Plt Kepala Badan Geologi, Lana Saria, menjelaskan bahwa karakteristik tanah di lokasi kejadian merupakan “bom waktu geologis yang akhirnya meledak.” Ia menambahkan, analisis data sekunder dan deskwork terkini menunjukkan lokasi bencana, yang berada di koordinat LS 6,796861° dan BT 107,539694°, berdiri di atas satuan batuan Formasi Endapan Gunungapi Tua Tidak Terpisahkan (QVu).

Analisis Geologi Lokasi Bencana

“Satuan ini umumnya terdiri atas breksi vulkanik, tuf, lava andesit-basalt, serta material piroklastik yang telah mengalami pelapukan kuat,” ujar Lana Saria, seperti dilansir Antara, Senin (26/1/2026). Pelapukan lanjut pada batuan vulkanik ini secara drastis menurunkan kuat geser tanah. Situasi diperparah oleh keberadaan struktur geologi berupa sesar dan rekahan berarah barat laut-tenggara.

Celah-celah mikroskopis ini menjadi jalur masuk bagi air hujan untuk menyusup jauh ke dalam tanah, menciptakan bidang-bidang lemah yang siap menggelincirkan material tanah kapan saja. Faktor pemicu utama yang tak terelakkan adalah curah hujan tinggi. Infiltrasi air hujan yang intensif ke dalam lapisan tanah pelapukan menyebabkan peningkatan tekanan air pori (pore water pressure) yang signifikan.

Ketika tekanan air ini meningkat, daya ikat (kohesi) tanah melemah. Pada saat gaya pendorong lereng melebihi gaya penahan, terjadi pergerakan massa tanah dan batuan mengikuti bidang gelincir yang berkembang pada zona lemah. Hal ini menjelaskan mekanisme teknis mengapa longsoran mencakup luasan yang begitu besar.

Advertisement

Peran Aktivitas Manusia dan Rekomendasi

Selain faktor alam, aktivitas manusia turut mempercepat proses ini. Tata guna lahan yang didominasi permukiman dan pertanian, ditambah pemotongan lereng untuk jalan tanpa sistem drainase memadai, telah mengganggu kestabilan lereng alami yang kemiringannya mencapai lebih dari 40 derajat di beberapa titik.

Mengingat lokasi kejadian masuk dalam Zona Kerentanan Gerakan Tanah Menengah dalam Peta ZKGT, tim teknis mengeluarkan rekomendasi krusial yang wajib dipatuhi demi mencegah bertambahnya korban jiwa. Rekomendasi teknis menegaskan agar masyarakat di sekitar lokasi terdampak segera mengungsi ke tempat yang lebih aman.
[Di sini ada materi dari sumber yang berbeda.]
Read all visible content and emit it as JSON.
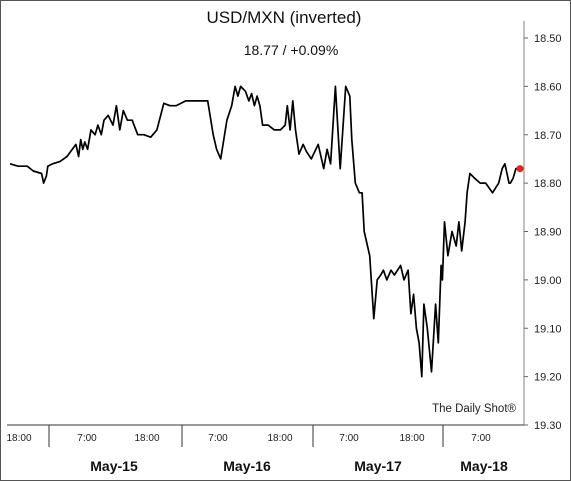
{
  "chart_data": {
    "type": "line",
    "title": "USD/MXN (inverted)",
    "subtitle": "18.77  /  +0.09%",
    "source": "The Daily Shot®",
    "y_inverted": true,
    "ylim": [
      18.5,
      19.3
    ],
    "y_ticks": [
      "18.50",
      "18.60",
      "18.70",
      "18.80",
      "18.90",
      "19.00",
      "19.10",
      "19.20",
      "19.30"
    ],
    "x_ticks": [
      "18:00",
      "7:00",
      "18:00",
      "7:00",
      "18:00",
      "7:00",
      "18:00",
      "7:00"
    ],
    "days": [
      "May-15",
      "May-16",
      "May-17",
      "May-18"
    ],
    "line_color": "#000000",
    "last_point_color": "#e8221b",
    "series": [
      {
        "x": [
          0,
          1.2,
          2.5,
          3.4,
          4.6,
          4.9,
          5.3,
          5.5,
          6.2,
          7.3,
          8.3,
          9.6,
          10.0,
          10.3,
          10.6,
          10.9,
          11.3,
          11.8,
          12.4,
          12.8,
          13.3,
          13.7,
          14.3,
          15.0,
          15.5,
          16.0,
          16.5,
          17.1,
          17.8,
          18.6,
          19.5,
          20.5,
          21.4,
          22.4,
          23.3,
          24.2,
          25.6,
          27.2,
          28.8,
          29.6,
          30.1,
          30.7,
          31.6,
          32.3,
          32.8,
          33.2,
          33.6,
          34.3,
          34.8,
          35.2,
          35.6,
          36.0,
          36.4,
          36.8,
          37.6,
          38.5,
          39.4,
          40.1,
          40.4,
          40.8,
          41.2,
          41.6,
          42.1,
          42.7,
          43.2,
          43.9,
          44.9,
          45.7,
          46.2,
          46.7,
          47.4,
          48.1,
          48.9,
          49.5,
          49.8,
          50.3,
          50.9,
          51.3,
          51.6,
          52.4,
          53.0,
          53.5,
          54.0,
          54.4,
          54.9,
          55.5,
          56.0,
          56.9,
          57.4,
          58.0,
          58.4,
          58.8,
          59.2,
          59.6,
          60.0,
          60.3,
          60.8,
          61.4,
          62.0,
          62.4,
          62.8,
          63.0,
          63.3,
          63.8,
          64.4,
          65.0,
          65.4,
          65.8,
          66.3,
          66.6,
          67.0,
          67.7,
          68.5,
          69.3,
          70.3,
          71.2,
          71.7,
          72.1,
          72.4,
          72.7,
          72.9,
          73.3,
          73.7,
          74.3
        ],
        "y": [
          18.76,
          18.765,
          18.765,
          18.775,
          18.78,
          18.8,
          18.785,
          18.765,
          18.76,
          18.755,
          18.745,
          18.72,
          18.745,
          18.71,
          18.73,
          18.715,
          18.73,
          18.69,
          18.7,
          18.68,
          18.7,
          18.67,
          18.66,
          18.68,
          18.64,
          18.69,
          18.65,
          18.67,
          18.67,
          18.7,
          18.7,
          18.705,
          18.69,
          18.635,
          18.64,
          18.64,
          18.63,
          18.63,
          18.63,
          18.7,
          18.73,
          18.75,
          18.67,
          18.64,
          18.6,
          18.62,
          18.6,
          18.61,
          18.63,
          18.615,
          18.64,
          18.62,
          18.64,
          18.68,
          18.68,
          18.69,
          18.69,
          18.68,
          18.64,
          18.69,
          18.63,
          18.69,
          18.74,
          18.72,
          18.735,
          18.75,
          18.72,
          18.77,
          18.73,
          18.76,
          18.6,
          18.77,
          18.6,
          18.62,
          18.71,
          18.8,
          18.82,
          18.82,
          18.9,
          18.95,
          19.08,
          19.0,
          18.99,
          18.98,
          19.0,
          18.98,
          18.99,
          18.97,
          19.0,
          18.98,
          19.07,
          19.03,
          19.1,
          19.13,
          19.2,
          19.05,
          19.1,
          19.19,
          19.05,
          19.13,
          18.97,
          19.0,
          18.88,
          18.95,
          18.9,
          18.93,
          18.88,
          18.94,
          18.88,
          18.82,
          18.78,
          18.79,
          18.8,
          18.8,
          18.82,
          18.8,
          18.77,
          18.76,
          18.78,
          18.8,
          18.8,
          18.79,
          18.77,
          18.77
        ]
      }
    ]
  }
}
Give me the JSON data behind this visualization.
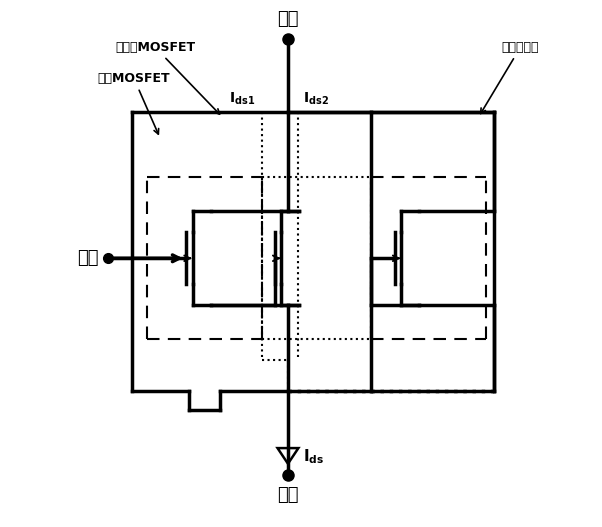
{
  "bg_color": "#ffffff",
  "fig_width": 6.02,
  "fig_height": 5.27,
  "dpi": 100,
  "labels": {
    "drain": "漏极",
    "source": "源极",
    "gate": "栅极",
    "ids": "I_{ds}",
    "ids1": "I_{ds1}",
    "ids2": "I_{ds2}",
    "label1": "分离栅MOSFET",
    "label2": "常规MOSFET",
    "label3": "栅控二极管"
  }
}
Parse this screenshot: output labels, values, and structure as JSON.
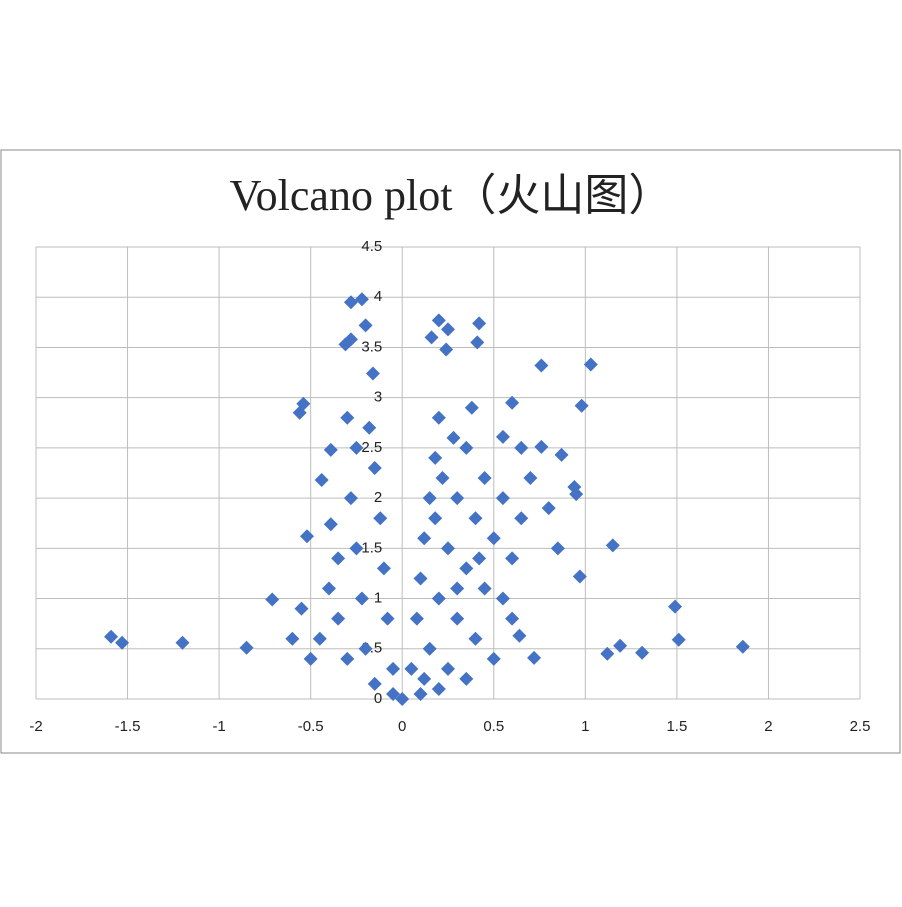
{
  "chart_data": {
    "type": "scatter",
    "title": "Volcano plot（火山图）",
    "color": "#4472c4",
    "grid": true,
    "xlim": [
      -2,
      2.5
    ],
    "xticks": [
      -2,
      -1.5,
      -1,
      -0.5,
      0,
      0.5,
      1,
      1.5,
      2,
      2.5
    ],
    "ylim": [
      0,
      4.5
    ],
    "yticks": [
      0,
      0.5,
      1,
      1.5,
      2,
      2.5,
      3,
      3.5,
      4,
      4.5
    ],
    "x": [
      -1.59,
      -1.53,
      -1.2,
      -0.85,
      -0.71,
      -0.56,
      -0.54,
      -0.28,
      -0.22,
      -0.2,
      -0.31,
      -0.28,
      -0.16,
      -0.52,
      -0.39,
      -0.39,
      -0.44,
      0.2,
      0.25,
      0.24,
      0.16,
      0.42,
      0.41,
      0.76,
      1.03,
      0.98,
      0.6,
      1.15,
      1.49,
      1.51,
      1.86,
      1.31,
      1.19,
      1.12,
      0.72,
      0.64,
      0.97,
      0.94,
      0.95,
      0.87,
      0.76,
      0.55,
      0.05,
      0.08,
      0.1,
      0.12,
      0.15,
      0.18,
      0.2,
      0.15,
      0.2,
      0.25,
      0.3,
      0.35,
      0.25,
      0.3,
      0.35,
      0.4,
      0.45,
      0.4,
      0.45,
      0.5,
      0.55,
      0.5,
      0.55,
      0.6,
      0.65,
      0.7,
      0.2,
      0.35,
      0.22,
      0.28,
      0.38,
      0.12,
      0.18,
      0.3,
      0.42,
      0.6,
      0.8,
      0.85,
      0.65,
      0.1,
      -0.05,
      -0.08,
      -0.1,
      -0.12,
      -0.15,
      -0.18,
      -0.2,
      -0.22,
      -0.25,
      -0.28,
      -0.3,
      -0.35,
      -0.4,
      -0.45,
      -0.5,
      -0.55,
      -0.6,
      -0.25,
      -0.3,
      -0.35,
      -0.15,
      -0.05,
      0
    ],
    "values": [
      0.62,
      0.56,
      0.56,
      0.51,
      0.99,
      2.85,
      2.94,
      3.95,
      3.98,
      3.72,
      3.53,
      3.58,
      3.24,
      1.62,
      1.74,
      2.48,
      2.18,
      3.77,
      3.68,
      3.48,
      3.6,
      3.74,
      3.55,
      3.32,
      3.33,
      2.92,
      2.95,
      1.53,
      0.92,
      0.59,
      0.52,
      0.46,
      0.53,
      0.45,
      0.41,
      0.63,
      1.22,
      2.11,
      2.04,
      2.43,
      2.51,
      2.61,
      0.3,
      0.8,
      1.2,
      1.6,
      2.0,
      2.4,
      2.8,
      0.5,
      1.0,
      1.5,
      2.0,
      2.5,
      0.3,
      0.8,
      1.3,
      1.8,
      2.2,
      0.6,
      1.1,
      1.6,
      2.0,
      0.4,
      1.0,
      1.4,
      1.8,
      2.2,
      0.1,
      0.2,
      2.2,
      2.6,
      2.9,
      0.2,
      1.8,
      1.1,
      1.4,
      0.8,
      1.9,
      1.5,
      2.5,
      0.05,
      0.3,
      0.8,
      1.3,
      1.8,
      2.3,
      2.7,
      0.5,
      1.0,
      1.5,
      2.0,
      0.4,
      0.8,
      1.1,
      0.6,
      0.4,
      0.9,
      0.6,
      2.5,
      2.8,
      1.4,
      0.15,
      0.05,
      0.0
    ]
  }
}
“Penanganan longsoran dan pencarian korban hilang agar memperhatikan cuaca, agar tidak dilakukan pada saat dan setelah hujan deras,” ucap Lana Saria. Peringatan ini krusial karena pergerakan tanah susulan bisa menimpa petugas SAR dan relawan yang bekerja di zona bahaya. Selain itu, pemasangan rambu rawan bencana dan sosialisasi mitigasi kini menjadi prioritas mendesak.

Masyarakat diminta untuk tidak hanya mewaspadai hujan, tetapi juga memahami gejala-gejala awal gerakan tanah di lingkungan tempat tinggal mereka. Badan Penanggulangan Bencana Daerah (BPBD) Jawa Barat mengungkapkan hingga saat ini, akibat kejadian longsor pada Sabtu (24/1) dini hari, terdata 19 orang dinyatakan meninggal dunia, 73 jiwa masih dinyatakan hilang, 666 orang mengungsi, dan 51 unit rumah mengalami rusak berat.